In Memphis, Withers played a critical role. Starting two weeks before King’s April 4, 1968, assassination and continuing for another year and a half as SCLC aides repeatedly returned to Memphis, he shot photos and relayed intelligence that painted a troubling portrait: one of King’s top aides appeared to harbor sympathies for a virulent strain of Black Power, he said; others on King’s executive staff exhibited an intense militancy. King, too, was meeting with Black Power militants. Collectively, the details fueled deepening skepticism within an already hostile FBI as to whether the civil rights leader intended to keep his movement nonviolent.
“I’m not going to place the blame here on Ernie Withers,” King’s longtime friend Rev. James Lawson would say years later after Withers died at age eighty-five, after his secret finally came out. The heralded photographer had been the FBI’s go-to man inside the movement in Memphis for more than a decade.
Collectively, the details fueled deepening skepticism within an already hostile FBI as to whether the civil rights leader intended to keep his movement nonviolent.Lawson found it hard to accept. A chief architect of the sit-in and Freedom Rider movements, he’d worked with Withers for years. What he didn’t know was that he, too, became the focus of dozens of tips Withers passed to the FBI: one involving the militant pastor’s plans to coach young men in ways to dodge the draft, another on a trip he’d planned to communist Czechoslovakia—even a sermon he preached that seemed to question the virgin birth of Christ.
Yet even now, his hair snow-white and his voice weary, the aging activist-pastor struggled. Ernie must have been induced. Manipulated. After all, he was vulnerable. With eight children to feed he was always in need of extra cash. No, he couldn’t blame Ernie. Besides, things were different back then.

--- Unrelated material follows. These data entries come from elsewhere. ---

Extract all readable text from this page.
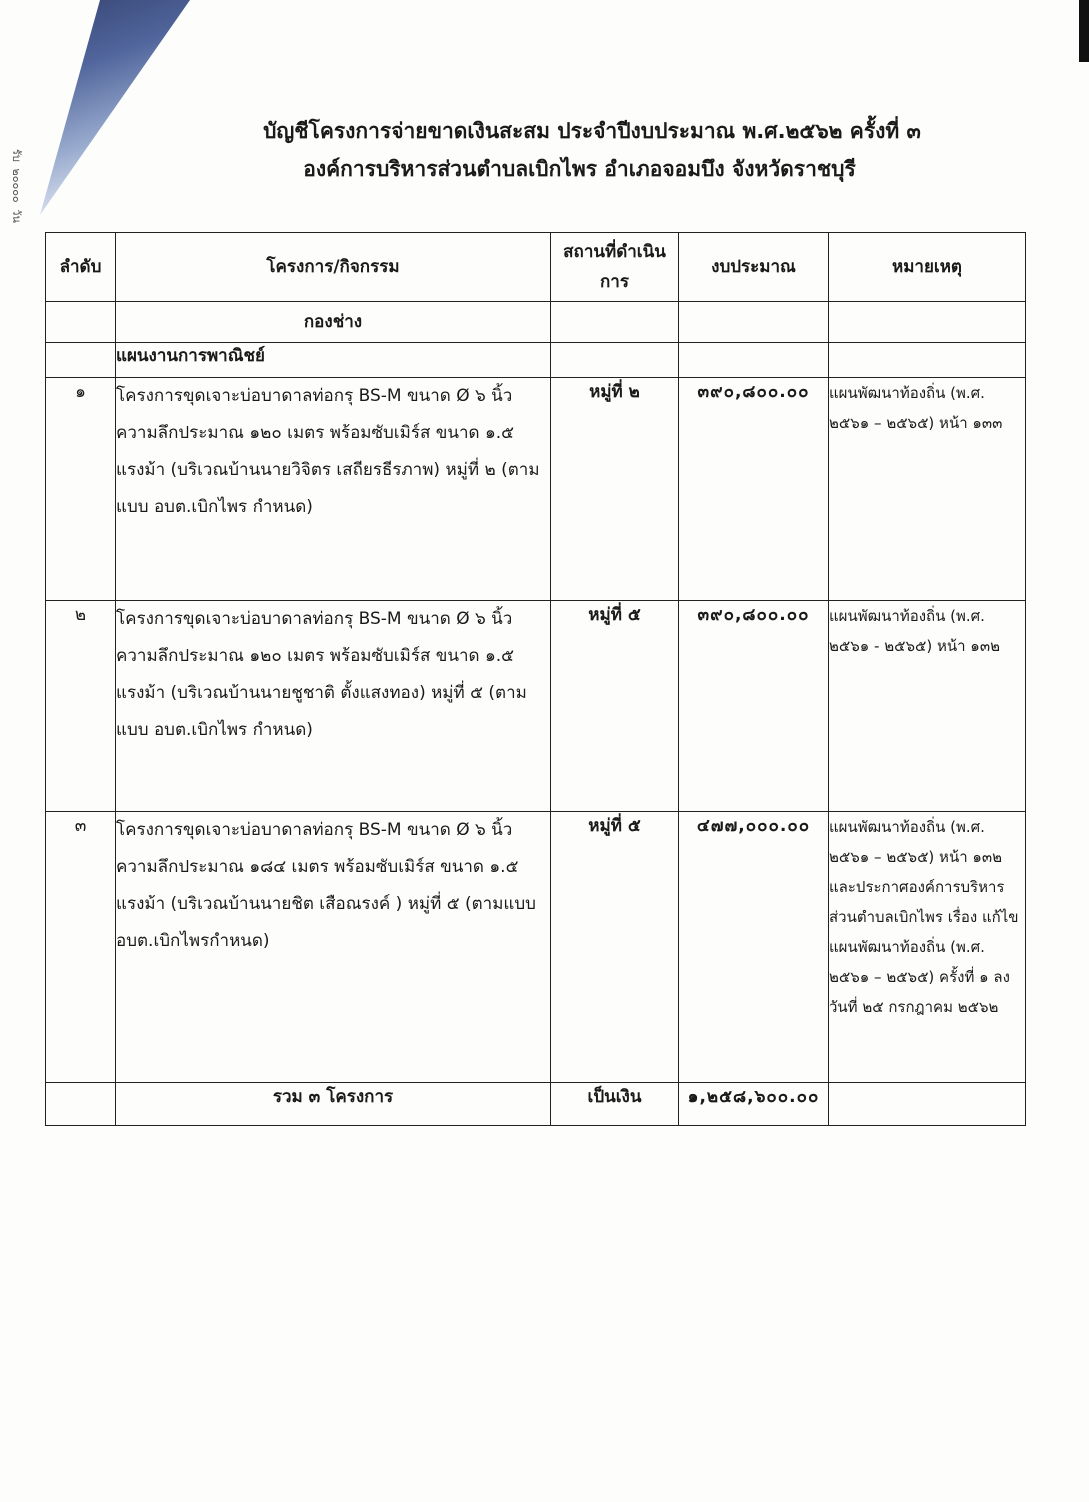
รับ ๒๐๐๐๐ วัน
บัญชีโครงการจ่ายขาดเงินสะสม ประจำปีงบประมาณ พ.ศ.๒๕๖๒ ครั้งที่ ๓
องค์การบริหารส่วนตำบลเบิกไพร อำเภอจอมบึง จังหวัดราชบุรี
ลำดับ	โครงการ/กิจกรรม	สถานที่ดำเนินการ	งบประมาณ	หมายเหตุ

	กองช่าง			
	แผนงานการพาณิชย์			
๑	โครงการขุดเจาะบ่อบาดาลท่อกรุ BS-M ขนาด Ø ๖ นิ้ว ความลึกประมาณ ๑๒๐ เมตร พร้อมซับเมิร์ส ขนาด ๑.๕ แรงม้า (บริเวณบ้านนายวิจิตร เสถียรธีรภาพ) หมู่ที่ ๒ (ตามแบบ อบต.เบิกไพร กำหนด)	หมู่ที่ ๒	๓๙๐,๘๐๐.๐๐	แผนพัฒนาท้องถิ่น (พ.ศ. ๒๕๖๑ – ๒๕๖๕) หน้า ๑๓๓
๒	โครงการขุดเจาะบ่อบาดาลท่อกรุ BS-M ขนาด Ø ๖ นิ้ว ความลึกประมาณ ๑๒๐ เมตร พร้อมซับเมิร์ส ขนาด ๑.๕ แรงม้า (บริเวณบ้านนายชูชาติ ตั้งแสงทอง) หมู่ที่ ๕ (ตามแบบ อบต.เบิกไพร กำหนด)	หมู่ที่ ๕	๓๙๐,๘๐๐.๐๐	แผนพัฒนาท้องถิ่น (พ.ศ. ๒๕๖๑ - ๒๕๖๕) หน้า ๑๓๒
๓	โครงการขุดเจาะบ่อบาดาลท่อกรุ BS-M ขนาด Ø ๖ นิ้ว ความลึกประมาณ ๑๘๔ เมตร พร้อมซับเมิร์ส ขนาด ๑.๕ แรงม้า (บริเวณบ้านนายชิต เสือณรงค์ ) หมู่ที่ ๕ (ตามแบบ อบต.เบิกไพรกำหนด)	หมู่ที่ ๕	๔๗๗,๐๐๐.๐๐	แผนพัฒนาท้องถิ่น (พ.ศ. ๒๕๖๑ – ๒๕๖๕) หน้า ๑๓๒ และประกาศองค์การบริหารส่วนตำบลเบิกไพร เรื่อง แก้ไขแผนพัฒนาท้องถิ่น (พ.ศ. ๒๕๖๑ – ๒๕๖๕) ครั้งที่ ๑ ลงวันที่ ๒๕ กรกฎาคม ๒๕๖๒
	รวม ๓ โครงการ	เป็นเงิน	๑,๒๕๘,๖๐๐.๐๐	
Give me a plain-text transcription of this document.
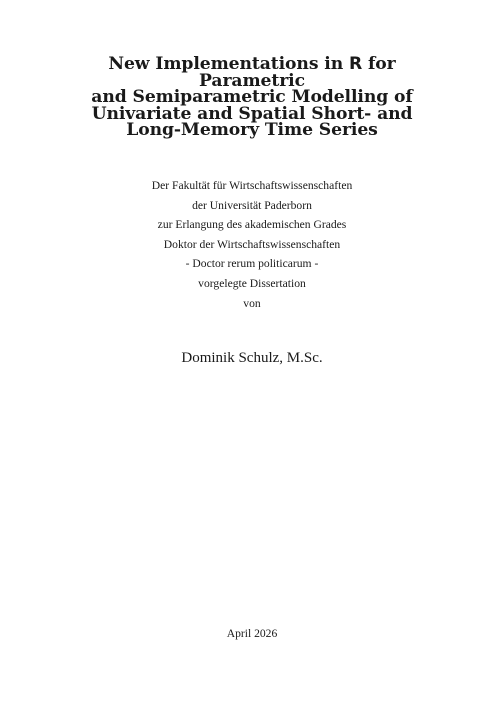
New Implementations in R for Parametric
and Semiparametric Modelling of
Univariate and Spatial Short- and
Long-Memory Time Series
Der Fakultät für Wirtschaftswissenschaften
der Universität Paderborn
zur Erlangung des akademischen Grades
Doktor der Wirtschaftswissenschaften
- Doctor rerum politicarum -
vorgelegte Dissertation
von
Dominik Schulz, M.Sc.
April 2026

They trusted the FBI. They had no idea just how far Hoover would go to destroy King—how hard the FBI had worked to derail the movement.
“In the age in which we lived we were not as aware,” Lawson argued.
***
This book tells the story of the double life of Ernest Withers and how this closely guarded government secret finally came to light. Against all odds, my financially struggling newspaper overcame powerful laws that allow the FBI to shield the identity of informants—even to lie about them— long after their work is over, even after they die. The story of this on-again, off-again investigation starts in 1997, when a retired FBI agent first told me about Withers. Following years of detective work and a costly lawsuit that forced the FBI to release a mother lode of classified records between 2013 and 2015, we finally broke the news that the beloved civil rights photographer had secretly spied on the movement for as many as eighteen years—the very movement he helped propel with his iconic black-and-white photographs.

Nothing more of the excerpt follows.